# Pair of shellies?



## Zoe (Feb 26, 2006)

I have 8 brevis in a 10gallon tank, most of them are quite young and there a couple big guys. Two of them have been sharing a shell and chasing other fish away from their little territory. Have I got myself a pair, or just aggressive roomies?


----------



## Damon (Jan 18, 2005)

Sounds like you have a spawning pair. Congrats!!!


----------



## Zoe (Feb 26, 2006)

That's wonderful! I know brevis are easy to breed but I'm still very excited.
Should I evict the remaining 6 fish now? Obviously, I won't be keeping more than one pair in there, but should I hang on to the others and sell them as pairs if they pair off, or keep my 'favourite' pair, or something? Or will they step on each other's fins if I keep them all in a tank with an established pair?


----------



## Damon (Jan 18, 2005)

If you have another tank for them then yes. If not let them be as most shellies will not bother fry. They will live together until they run out of room in which they may kill juveniles to make way for the new spawn. That shouldn't happen for a month at least. You can always sell the others. Shellies are not always easy to find and getting rid of them shouldn't be a problem. I would keep at least 4 just to be on the safe side untill you see fry.


----------



## Zoe (Feb 26, 2006)

My plan was to keep one pair, and sell the rest (I got 8 babies for that purpose). I don't want to keep too many together, I might hold on to two pairs until one 'proves' itself (I certainly don't want to keep more than 1, maybe 2 pairs, plus their fry, in a 10gal). It's just that there's a mini-auction next Monday at the my local aquarists' society club and I think that would be the best place to bestow them upon someone who knows what they're doing.


----------



## aaa (Jan 19, 2005)

always have a pair of spare fish. in case one died, you still have a chance to spawn them instead of just have a male or female in the tank. who knows what happen, maybe the male will kill the female and the fries. it happened before and i got a spare fish to keeps it going.


----------



## Cichlid Man (Jan 19, 2005)

aaa said:


> always have a pair of spare fish. in case one died, you still have a chance to spawn them instead of just have a male or female in the tank. who knows what happen, maybe the male will kill the female and the fries. it happened before and i got a spare fish to keeps it going.
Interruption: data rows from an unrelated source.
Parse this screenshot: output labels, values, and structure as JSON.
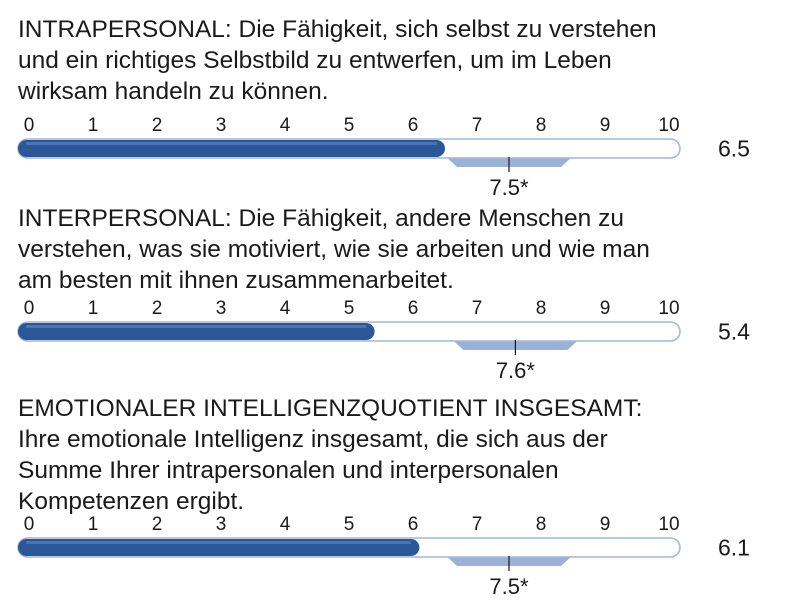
{
  "chart_data": [
    {
      "type": "bar",
      "title_lines": [
        "INTRAPERSONAL: Die Fähigkeit, sich selbst zu verstehen",
        "und ein richtiges Selbstbild zu entwerfen, um im Leben",
        "wirksam handeln zu können."
      ],
      "ticks": [
        "0",
        "1",
        "2",
        "3",
        "4",
        "5",
        "6",
        "7",
        "8",
        "9",
        "10"
      ],
      "xlim": [
        0,
        10
      ],
      "value": 6.5,
      "value_label": "6.5",
      "average": 7.5,
      "average_label": "7.5*",
      "average_range": [
        6.5,
        8.5
      ]
    },
    {
      "type": "bar",
      "title_lines": [
        "INTERPERSONAL: Die Fähigkeit, andere Menschen zu",
        "verstehen, was sie motiviert, wie sie arbeiten und wie man",
        "am besten mit ihnen zusammenarbeitet."
      ],
      "ticks": [
        "0",
        "1",
        "2",
        "3",
        "4",
        "5",
        "6",
        "7",
        "8",
        "9",
        "10"
      ],
      "xlim": [
        0,
        10
      ],
      "value": 5.4,
      "value_label": "5.4",
      "average": 7.6,
      "average_label": "7.6*",
      "average_range": [
        6.6,
        8.6
      ]
    },
    {
      "type": "bar",
      "title_lines": [
        "EMOTIONALER INTELLIGENZQUOTIENT INSGESAMT:",
        "Ihre emotionale Intelligenz insgesamt, die sich aus der",
        "Summe Ihrer intrapersonalen und interpersonalen",
        "Kompetenzen ergibt."
      ],
      "ticks": [
        "0",
        "1",
        "2",
        "3",
        "4",
        "5",
        "6",
        "7",
        "8",
        "9",
        "10"
      ],
      "xlim": [
        0,
        10
      ],
      "value": 6.1,
      "value_label": "6.1",
      "average": 7.5,
      "average_label": "7.5*",
      "average_range": [
        6.5,
        8.5
      ]
    }
  ],
  "colors": {
    "bar_fill": "#2b5697",
    "bar_highlight": "#5b82bf",
    "track_fill": "#ffffff",
    "track_border": "#a3b7d6",
    "average_band": "#9ab2d8"
  }
}
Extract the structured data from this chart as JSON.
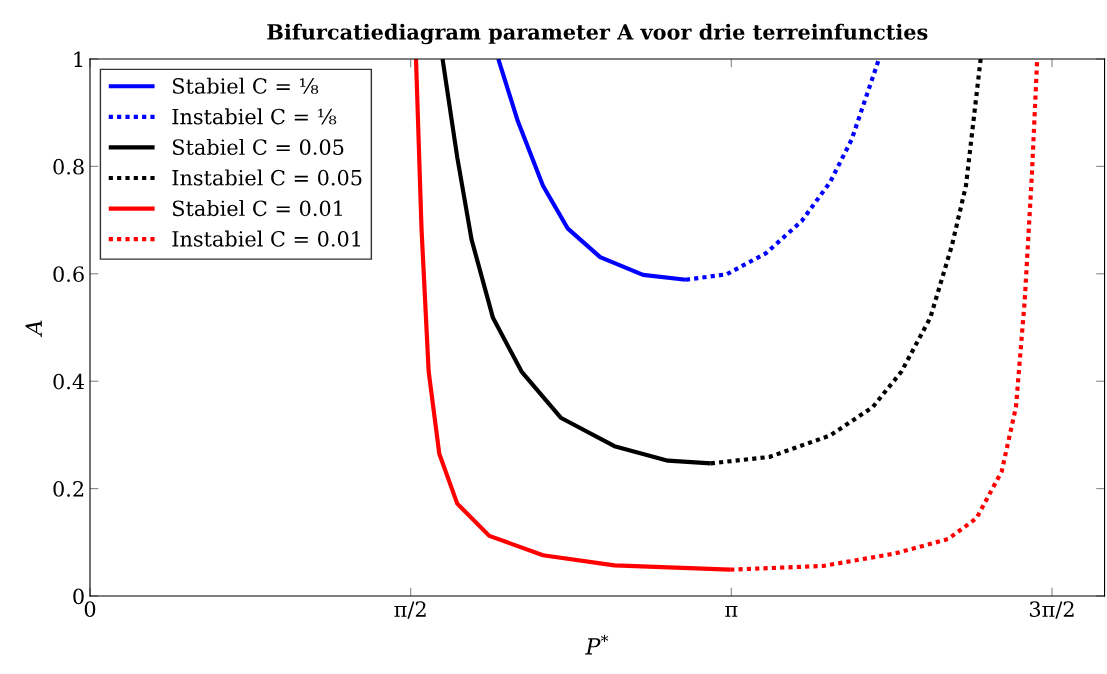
{
  "chart_data": {
    "type": "line",
    "title": "Bifurcatiediagram parameter A voor drie terreinfuncties",
    "xlabel": "P$^{*}$",
    "ylabel": "A",
    "xlim": [
      0,
      4.97
    ],
    "ylim": [
      0,
      1
    ],
    "xticks": [
      0,
      {
        "value": 1.5708,
        "label": "π/2"
      },
      {
        "value": 3.1416,
        "label": "π"
      },
      {
        "value": 4.7124,
        "label": "3π/2"
      }
    ],
    "yticks": [
      0,
      0.2,
      0.4,
      0.6,
      0.8,
      1
    ],
    "grid": false,
    "legend": "top left",
    "marker": "none",
    "series": [
      {
        "name": "Stabiel C = ⅛",
        "color": "#0000ff",
        "line_style": "solid",
        "x": [
          2.0,
          2.096,
          2.219,
          2.341,
          2.499,
          2.709,
          2.919
        ],
        "values": [
          1.0,
          0.884,
          0.764,
          0.684,
          0.631,
          0.598,
          0.589
        ]
      },
      {
        "name": "Instabiel C = ⅛",
        "color": "#0000ff",
        "line_style": "dotted",
        "x": [
          2.919,
          3.118,
          3.31,
          3.486,
          3.626,
          3.731,
          3.865
        ],
        "values": [
          0.589,
          0.599,
          0.638,
          0.698,
          0.771,
          0.85,
          1.0
        ]
      },
      {
        "name": "Stabiel C = 0.05",
        "color": "#000000",
        "line_style": "solid",
        "x": [
          1.727,
          1.799,
          1.869,
          1.974,
          2.114,
          2.306,
          2.569,
          2.831,
          3.041
        ],
        "values": [
          1.0,
          0.817,
          0.664,
          0.518,
          0.418,
          0.332,
          0.279,
          0.252,
          0.247
        ]
      },
      {
        "name": "Instabiel C = 0.05",
        "color": "#000000",
        "line_style": "dotted",
        "x": [
          3.041,
          3.328,
          3.626,
          3.835,
          3.975,
          4.116,
          4.221,
          4.291,
          4.363
        ],
        "values": [
          0.247,
          0.259,
          0.299,
          0.352,
          0.418,
          0.518,
          0.651,
          0.764,
          1.0
        ]
      },
      {
        "name": "Stabiel C = 0.01",
        "color": "#ff0000",
        "line_style": "solid",
        "x": [
          1.597,
          1.624,
          1.659,
          1.711,
          1.799,
          1.956,
          2.219,
          2.569,
          3.136
        ],
        "values": [
          1.0,
          0.684,
          0.418,
          0.265,
          0.172,
          0.112,
          0.076,
          0.057,
          0.049
        ]
      },
      {
        "name": "Instabiel C = 0.01",
        "color": "#ff0000",
        "line_style": "dotted",
        "x": [
          3.136,
          3.591,
          3.941,
          4.203,
          4.343,
          4.466,
          4.536,
          4.579,
          4.614,
          4.64
        ],
        "values": [
          0.049,
          0.056,
          0.079,
          0.106,
          0.145,
          0.232,
          0.352,
          0.551,
          0.784,
          1.0
        ]
      }
    ]
  }
}
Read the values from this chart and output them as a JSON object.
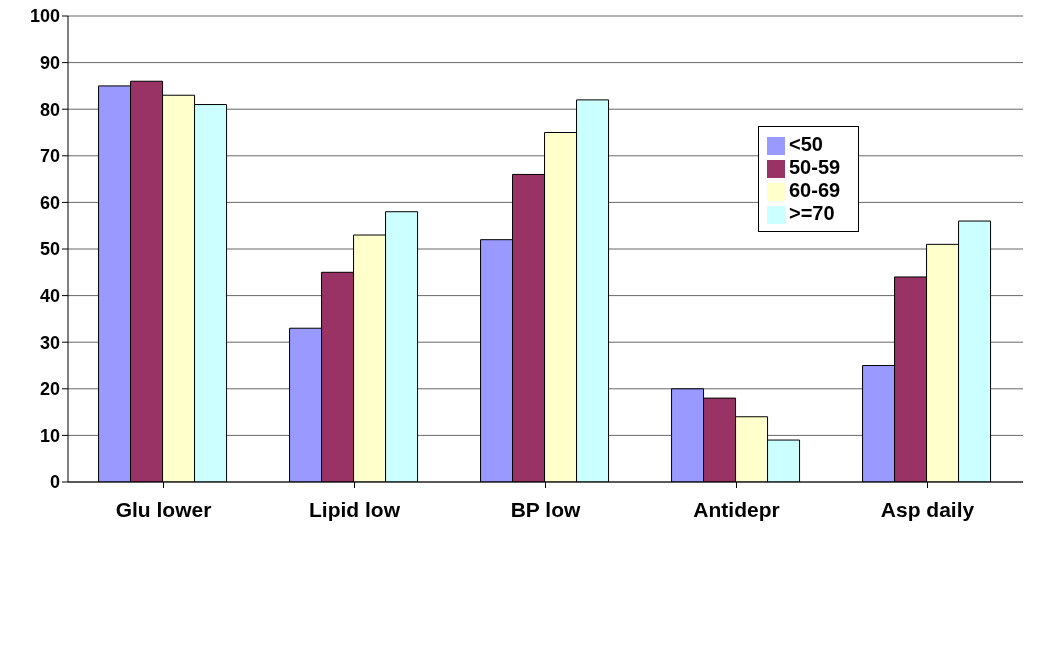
{
  "chart_data": {
    "type": "bar",
    "categories": [
      "Glu lower",
      "Lipid low",
      "BP low",
      "Antidepr",
      "Asp daily"
    ],
    "series": [
      {
        "name": "<50",
        "color": "#9999ff",
        "values": [
          85,
          33,
          52,
          20,
          25
        ]
      },
      {
        "name": "50-59",
        "color": "#993366",
        "values": [
          86,
          45,
          66,
          18,
          44
        ]
      },
      {
        "name": "60-69",
        "color": "#ffffcc",
        "values": [
          83,
          53,
          75,
          14,
          51
        ]
      },
      {
        "name": ">=70",
        "color": "#ccffff",
        "values": [
          81,
          58,
          82,
          9,
          56
        ]
      }
    ],
    "ylim": [
      0,
      100
    ],
    "yticks": [
      0,
      10,
      20,
      30,
      40,
      50,
      60,
      70,
      80,
      90,
      100
    ],
    "grid": "y",
    "legend": "top right"
  }
}
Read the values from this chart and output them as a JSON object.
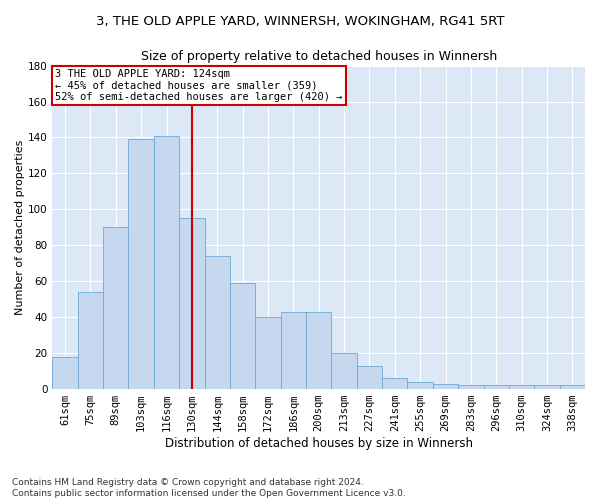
{
  "title1": "3, THE OLD APPLE YARD, WINNERSH, WOKINGHAM, RG41 5RT",
  "title2": "Size of property relative to detached houses in Winnersh",
  "xlabel": "Distribution of detached houses by size in Winnersh",
  "ylabel": "Number of detached properties",
  "categories": [
    "61sqm",
    "75sqm",
    "89sqm",
    "103sqm",
    "116sqm",
    "130sqm",
    "144sqm",
    "158sqm",
    "172sqm",
    "186sqm",
    "200sqm",
    "213sqm",
    "227sqm",
    "241sqm",
    "255sqm",
    "269sqm",
    "283sqm",
    "296sqm",
    "310sqm",
    "324sqm",
    "338sqm"
  ],
  "values": [
    18,
    54,
    90,
    139,
    141,
    95,
    74,
    59,
    40,
    43,
    43,
    20,
    13,
    6,
    4,
    3,
    2,
    2,
    2,
    2,
    2
  ],
  "bar_color": "#c5d8ef",
  "bar_edgecolor": "#6aaad4",
  "vline_color": "#cc0000",
  "annotation_text": "3 THE OLD APPLE YARD: 124sqm\n← 45% of detached houses are smaller (359)\n52% of semi-detached houses are larger (420) →",
  "annotation_box_color": "#ffffff",
  "annotation_box_edgecolor": "#cc0000",
  "ylim": [
    0,
    180
  ],
  "yticks": [
    0,
    20,
    40,
    60,
    80,
    100,
    120,
    140,
    160,
    180
  ],
  "background_color": "#dce8f5",
  "grid_color": "#ffffff",
  "fig_bg": "#ffffff",
  "footer1": "Contains HM Land Registry data © Crown copyright and database right 2024.",
  "footer2": "Contains public sector information licensed under the Open Government Licence v3.0.",
  "title1_fontsize": 9.5,
  "title2_fontsize": 9,
  "xlabel_fontsize": 8.5,
  "ylabel_fontsize": 8,
  "tick_fontsize": 7.5,
  "annotation_fontsize": 7.5,
  "footer_fontsize": 6.5
}
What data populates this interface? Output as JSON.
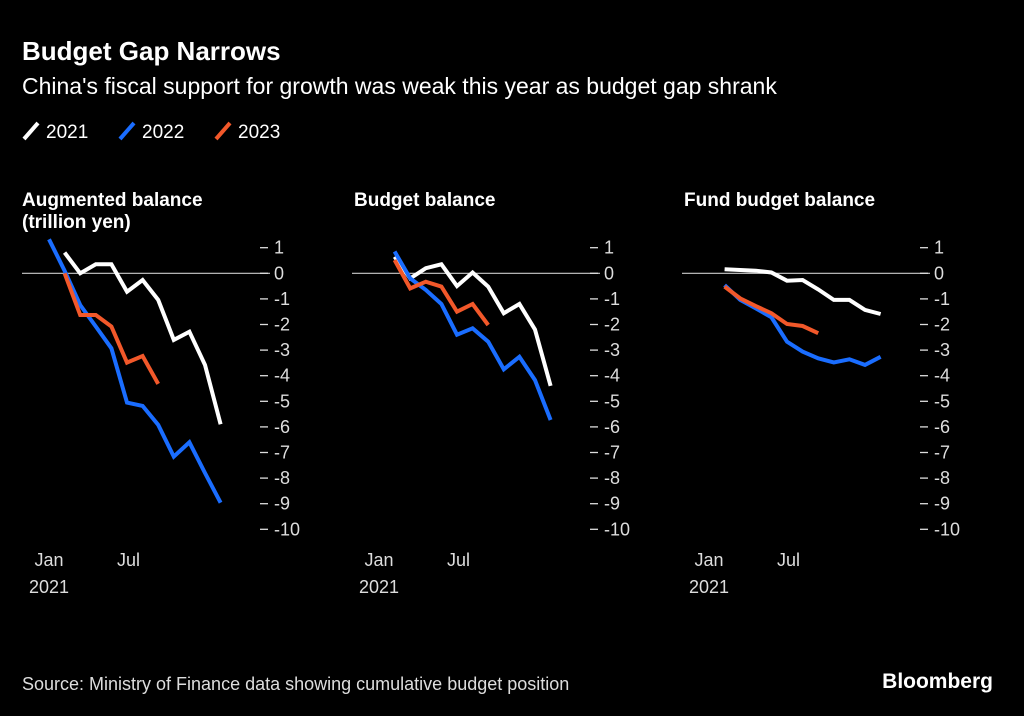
{
  "chart_data": {
    "type": "line",
    "title": "Budget Gap Narrows",
    "subtitle": "China's fiscal support for growth was weak this year as budget gap shrank",
    "source": "Source: Ministry of Finance data showing cumulative budget position",
    "brand": "Bloomberg",
    "legend": [
      {
        "name": "2021",
        "color": "#ffffff"
      },
      {
        "name": "2022",
        "color": "#1a6dff"
      },
      {
        "name": "2023",
        "color": "#f2582a"
      }
    ],
    "ylim": [
      -10,
      1
    ],
    "yticks": [
      {
        "v": 1,
        "label": "1"
      },
      {
        "v": 0,
        "label": "0"
      },
      {
        "v": -1,
        "label": "-1"
      },
      {
        "v": -2,
        "label": "-2"
      },
      {
        "v": -3,
        "label": "-3"
      },
      {
        "v": -4,
        "label": "-4"
      },
      {
        "v": -5,
        "label": "-5"
      },
      {
        "v": -6,
        "label": "-6"
      },
      {
        "v": -7,
        "label": "-7"
      },
      {
        "v": -8,
        "label": "-8"
      },
      {
        "v": -9,
        "label": "-9"
      },
      {
        "v": -10,
        "label": "-10"
      }
    ],
    "xlabel_note": "month index, 1 = Jan",
    "xticks": [
      {
        "v": 1,
        "label": "Jan",
        "sub": "2021"
      },
      {
        "v": 6.1,
        "label": "Jul",
        "sub": ""
      }
    ],
    "panels": [
      {
        "title": "Augmented balance",
        "title2": "(trillion yen)",
        "series": [
          {
            "name": "2021",
            "start": 2,
            "values": [
              0.81,
              0,
              0.35,
              0.35,
              -0.72,
              -0.26,
              -1.04,
              -2.6,
              -2.28,
              -3.58,
              -5.9
            ]
          },
          {
            "name": "2022",
            "start": 1,
            "values": [
              1.33,
              0.1,
              -1.24,
              -2.08,
              -2.93,
              -5.05,
              -5.18,
              -5.92,
              -7.16,
              -6.6,
              -7.8,
              -8.96
            ]
          },
          {
            "name": "2023",
            "start": 2,
            "values": [
              0,
              -1.63,
              -1.63,
              -2.08,
              -3.49,
              -3.23,
              -4.32
            ]
          }
        ]
      },
      {
        "title": "Budget balance",
        "title2": "",
        "series": [
          {
            "name": "2021",
            "start": 2,
            "values": [
              0.65,
              -0.2,
              0.2,
              0.35,
              -0.5,
              0.03,
              -0.52,
              -1.56,
              -1.2,
              -2.2,
              -4.4
            ]
          },
          {
            "name": "2022",
            "start": 2,
            "values": [
              0.85,
              -0.2,
              -0.65,
              -1.2,
              -2.4,
              -2.15,
              -2.67,
              -3.75,
              -3.26,
              -4.17,
              -5.73
            ]
          },
          {
            "name": "2023",
            "start": 2,
            "values": [
              0.52,
              -0.59,
              -0.33,
              -0.52,
              -1.5,
              -1.2,
              -2.02
            ]
          }
        ]
      },
      {
        "title": "Fund budget balance",
        "title2": "",
        "series": [
          {
            "name": "2021",
            "start": 2,
            "values": [
              0.16,
              0.13,
              0.1,
              0.03,
              -0.29,
              -0.26,
              -0.63,
              -1.04,
              -1.04,
              -1.43,
              -1.59
            ]
          },
          {
            "name": "2022",
            "start": 2,
            "values": [
              -0.46,
              -1.04,
              -1.37,
              -1.72,
              -2.67,
              -3.06,
              -3.32,
              -3.48,
              -3.36,
              -3.58,
              -3.26
            ]
          },
          {
            "name": "2023",
            "start": 2,
            "values": [
              -0.52,
              -0.98,
              -1.28,
              -1.56,
              -1.98,
              -2.06,
              -2.34
            ]
          }
        ]
      }
    ]
  }
}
Really? It's very rare for any lamp to show this kind of behaviour.
Most are very loyal once paired. Only if the environemental circumstances change for the worse things can get nasty.


----------



## aaa (Jan 19, 2005)

Cichlid Man said:


> Really? It's very rare for any lamp to show this kind of behaviour.
> Most are very loyal once paired. Only if the environemental circumstances change for the worse things can get nasty.


i don't really know what happen... i didn't change anything, but it just do. i went to sleep with a loving pair and the next morning the female was beat to half dead. the female never recover. i was wondering why it happen but i guess stuff happen, who knows....


----------



## Osiris (Jan 18, 2005)

Marital issues, but yea was reading and been told especially with brevis once they pair, they're paired for life usually....


----------